Au Québec, l’offre touristique du parc du Bic est difficile à battre : très facile d’accès, on peut s’installer au parc en tout confort. Et il permet de s’initier à la photo animalière en nature.

Martin Chamberland
Martin Chamberland La Presse

Le parc du Bic est situé en bord de mer, à environ cinq heures de Montréal et deux heures et demie de Québec, dans la région du Bas-du-Fleuve. On peut y faire du camping sous la tente, louer un chalet ou une yourte, et pratiquer une foule d’activités dans la nature, comme de la marche, du vélo ou du kayak. En hiver, on peut faire du ski de fond, de la raquette ou de la glissade. Il y a également toutes sortes d’activités organisées pour les enfants. En fait, il y a tant d’activités qu’on peut difficilement envisager de toutes les faire, été ou hiver. Toutefois, cette année est exceptionnelle, la COVID-19 limitant l’offre. Un conseil : une fois sur place, laissez la voiture au stationnement et déplacez-vous à vélo, si le temps le permet. Il est même possible d’en louer au parc.

La photo, les animaux

Les amateurs de photo animalière ne sont pas en reste. Qu’on soit débutant ou professionnel, on y retrouve un grand nombre d’animaux, de quoi remplir sa carte mémoire. N’oubliez pas d’apporter de l’eau et de la nourriture, car la photo animalière est une activité très physique.

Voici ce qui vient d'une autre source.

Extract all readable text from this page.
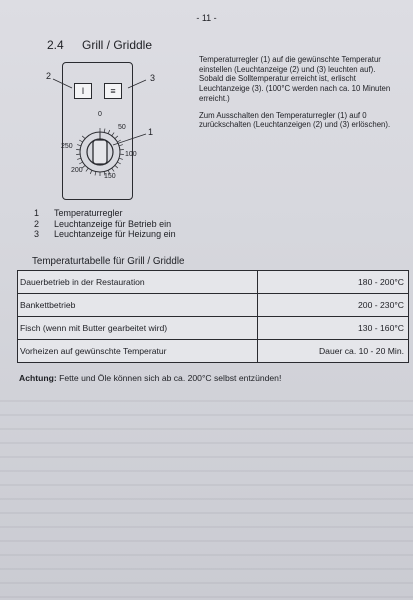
- 11 -
2.4 Grill / Griddle
I	≡
2	3
1
0
50
100
150
200
250

Temperaturregler (1) auf die gewünschte Temperatur einstellen (Leuchtanzeige (2) und (3) leuchten auf). Sobald die Solltemperatur erreicht ist, erlischt Leuchtanzeige (3). (100°C werden nach ca. 10 Minuten erreicht.)

Zum Ausschalten den Temperaturregler (1) auf 0 zurückschalten (Leuchtanzeigen (2) und (3) erlöschen).

1	Temperaturregler
2	Leuchtanzeige für Betrieb ein
3	Leuchtanzeige für Heizung ein
Temperaturtabelle für Grill / Griddle
Dauerbetrieb in der Restauration	180 - 200°C
Bankettbetrieb	200 - 230°C
Fisch (wenn mit Butter gearbeitet wird)	130 - 160°C
Vorheizen auf gewünschte Temperatur	Dauer ca. 10 - 20 Min.
Achtung: Fette und Öle können sich ab ca. 200°C selbst entzünden!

On y retrouve donc de nombreuses sortes d’oiseaux : des eiders à duvet, des hérons, des canards, puis une quinzaine d’oiseaux de proie différents. Avec un peu de chance, vous allez voir des hérons en train de se nourrir allègrement dans le havre du Bic. Pour apercevoir les phoques, il faut se rendre au cap Caribou, où la grève de cailloux gris à elle seule vaut le détour. Dans le parc, on croise également des renards, des castors, des tamias, des marmottes, etc. Soyez donc toujours prêt à saisir le moment, car certains animaux ne se montrent le bout du museau que quelques fractions de seconde.

Un conseil : vous pouvez vous rendre au chemin du Nord, les sentiers de marche impeccablement balisés mènent au nord de la presqu’île. Vous pourrez y admirer le coucher de soleil et peut-être y faire la rencontre d’un cerf de Virginie. Coup de chance : le gros objectif a dû être remisé tant la jolie bête s’était approchée lors de mon passage. Lorsque la marée le permet, il est intéressant de s’attaquer aux kilomètres restants afin de compléter le Grand-Tour, un sentier qui fait au total 8,7 km.

Pour une vue en hauteur, il est recommandé de se rendre au pic Champlain (le point de vue à La Pinède est un peu moins intéressant). De là-haut, il est possible de voir une grande partie du parc, endroit grandement prisé par les vacanciers pour admirer les levers et couchers de soleil.

À bien y penser, apportez une carte mémoire supplémentaire !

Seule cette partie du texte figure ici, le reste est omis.